Au sein de la Pologne redevenue indépendante en 1918, le Bund se développe. Le chef de l’État polonais, le maréchal socialiste et nationaliste Pilsudski, est bien vu dans les milieux juifs pour sa bienveillance envers eux, dans un pays gangrené par un antisémitisme quasi-endémique. Devant faire face à l’antisémitisme féroce du puissant parti de droite « national démocrate », dit « Endek », le Bund polonais resté dans la deuxième internationale socialiste, construit quand même son réseau d’écoles en langue yiddish, certes contrôlées par l’État polonais, et mène d’importantes luttes sociales, syndicales et électorales, et ce même après la mort de Pilsudski en 1935, remplacé par le très fascisant colonel Beck.

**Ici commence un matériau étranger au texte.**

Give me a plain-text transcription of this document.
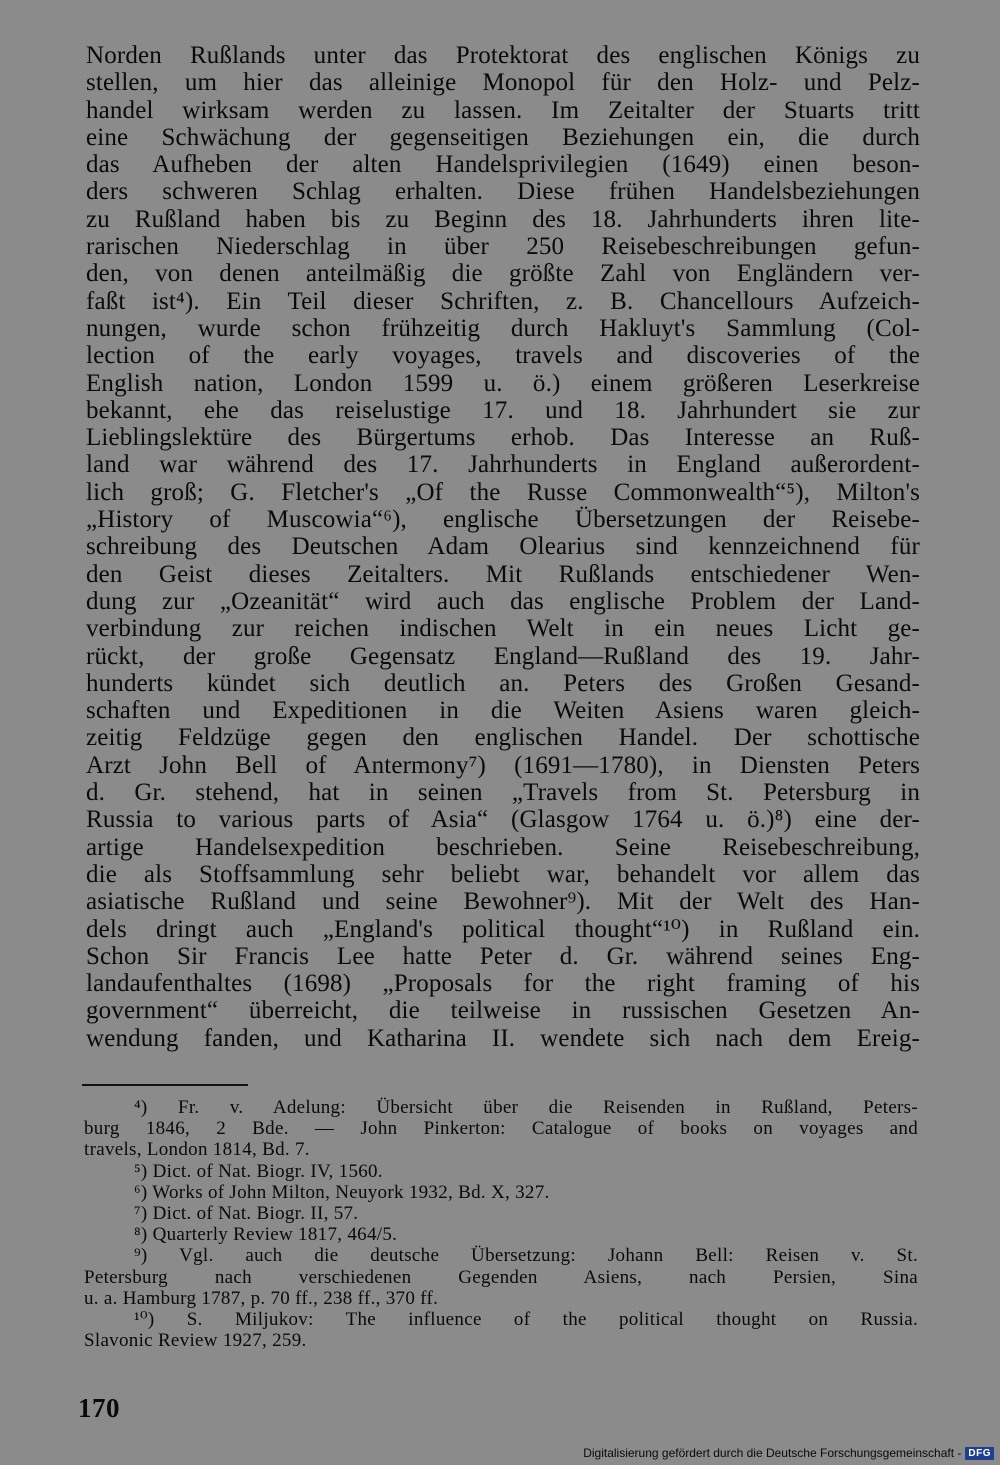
Norden Rußlands unter das Protektorat des englischen Königs zu
stellen, um hier das alleinige Monopol für den Holz- und Pelz-
handel wirksam werden zu lassen. Im Zeitalter der Stuarts tritt
eine Schwächung der gegenseitigen Beziehungen ein, die durch
das Aufheben der alten Handelsprivilegien (1649) einen beson-
ders schweren Schlag erhalten. Diese frühen Handelsbeziehungen
zu Rußland haben bis zu Beginn des 18. Jahrhunderts ihren lite-
rarischen Niederschlag in über 250 Reisebeschreibungen gefun-
den, von denen anteilmäßig die größte Zahl von Engländern ver-
faßt ist⁴). Ein Teil dieser Schriften, z. B. Chancellours Aufzeich-
nungen, wurde schon frühzeitig durch Hakluyt's Sammlung (Col-
lection of the early voyages, travels and discoveries of the
English nation, London 1599 u. ö.) einem größeren Leserkreise
bekannt, ehe das reiselustige 17. und 18. Jahrhundert sie zur
Lieblingslektüre des Bürgertums erhob. Das Interesse an Ruß-
land war während des 17. Jahrhunderts in England außerordent-
lich groß; G. Fletcher's „Of the Russe Commonwealth“⁵), Milton's
„History of Muscowia“⁶), englische Übersetzungen der Reisebe-
schreibung des Deutschen Adam Olearius sind kennzeichnend für
den Geist dieses Zeitalters. Mit Rußlands entschiedener Wen-
dung zur „Ozeanität“ wird auch das englische Problem der Land-
verbindung zur reichen indischen Welt in ein neues Licht ge-
rückt, der große Gegensatz England—Rußland des 19. Jahr-
hunderts kündet sich deutlich an. Peters des Großen Gesand-
schaften und Expeditionen in die Weiten Asiens waren gleich-
zeitig Feldzüge gegen den englischen Handel. Der schottische
Arzt John Bell of Antermony⁷) (1691—1780), in Diensten Peters
d. Gr. stehend, hat in seinen „Travels from St. Petersburg in
Russia to various parts of Asia“ (Glasgow 1764 u. ö.)⁸) eine der-
artige Handelsexpedition beschrieben. Seine Reisebeschreibung,
die als Stoffsammlung sehr beliebt war, behandelt vor allem das
asiatische Rußland und seine Bewohner⁹). Mit der Welt des Han-
dels dringt auch „England's political thought“¹⁰) in Rußland ein.
Schon Sir Francis Lee hatte Peter d. Gr. während seines Eng-
landaufenthaltes (1698) „Proposals for the right framing of his
government“ überreicht, die teilweise in russischen Gesetzen An-
wendung fanden, und Katharina II. wendete sich nach dem Ereig-
⁴) Fr. v. Adelung: Übersicht über die Reisenden in Rußland, Peters-
burg 1846, 2 Bde. — John Pinkerton: Catalogue of books on voyages and
travels, London 1814, Bd. 7.
⁵) Dict. of Nat. Biogr. IV, 1560.
⁶) Works of John Milton, Neuyork 1932, Bd. X, 327.
⁷) Dict. of Nat. Biogr. II, 57.
⁸) Quarterly Review 1817, 464/5.
⁹) Vgl. auch die deutsche Übersetzung: Johann Bell: Reisen v. St.
Petersburg nach verschiedenen Gegenden Asiens, nach Persien, Sina
u. a. Hamburg 1787, p. 70 ff., 238 ff., 370 ff.
¹⁰) S. Miljukov: The influence of the political thought on Russia.
Slavonic Review 1927, 259.
170
Digitalisierung gefördert durch die Deutsche Forschungsgemeinschaft - DFG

Pendant la guerre de 1939-1945, le Bund combat activement et héroïquement avec les organisations de la résistance polonaise. Il organise des actions de solidarité et de sauvetage dans les ghetto, alors même que Staline fait exécuter deux dirigeants, Henryk Erlich et Victor Alter, officiellement invités à Moscou pour constituer un soit-disant « comité juif antifasciste ». La grande révolte du ghetto de Varsovie en 1943, est dirigée par le sioniste Mordechaj Anielewicz, de « l’Hashomer Hatzaïr » [15] et par le médecin bundiste Marek Edelman, qui gardera ses convictions bundistes jusqu’à sa mort en 2009, après avoir été élu député de Solidarnosc en 1989.

Après la guerre, le Bund polonais dut encore lutter contre une vague de pogroms, dont le pire, celui de Kielce en 1946, fit 42 morts avec l’aide de l’armée et de la police, suite à des rumeurs de meurtre rituel pratiqué par les Juifs, comme au temps tsariste. Dès 1949, le Bund polonais est liquidé par les staliniens au pouvoir en Pologne. Quelques organisations bundistes survivent quelques temps en France, en Israël et aux USA. Mais le Bund n’existe plus en tant que tel.

Par contre, l’histoire lui a donné raison à propos du sionisme qui opprime les Palestiniens, et ses valeurs principales se retrouvent aujourd’hui chez les refuzniks israéliens, ou à l’Union juive française pour le paix [16], qui comme le Bund, combat le fascisme, le sionisme et le racisme et pour le « vivre ensemble » dans l’égalité des droits, tout en boycottant les produits israéliens, afin de faire cesser l’apartheid.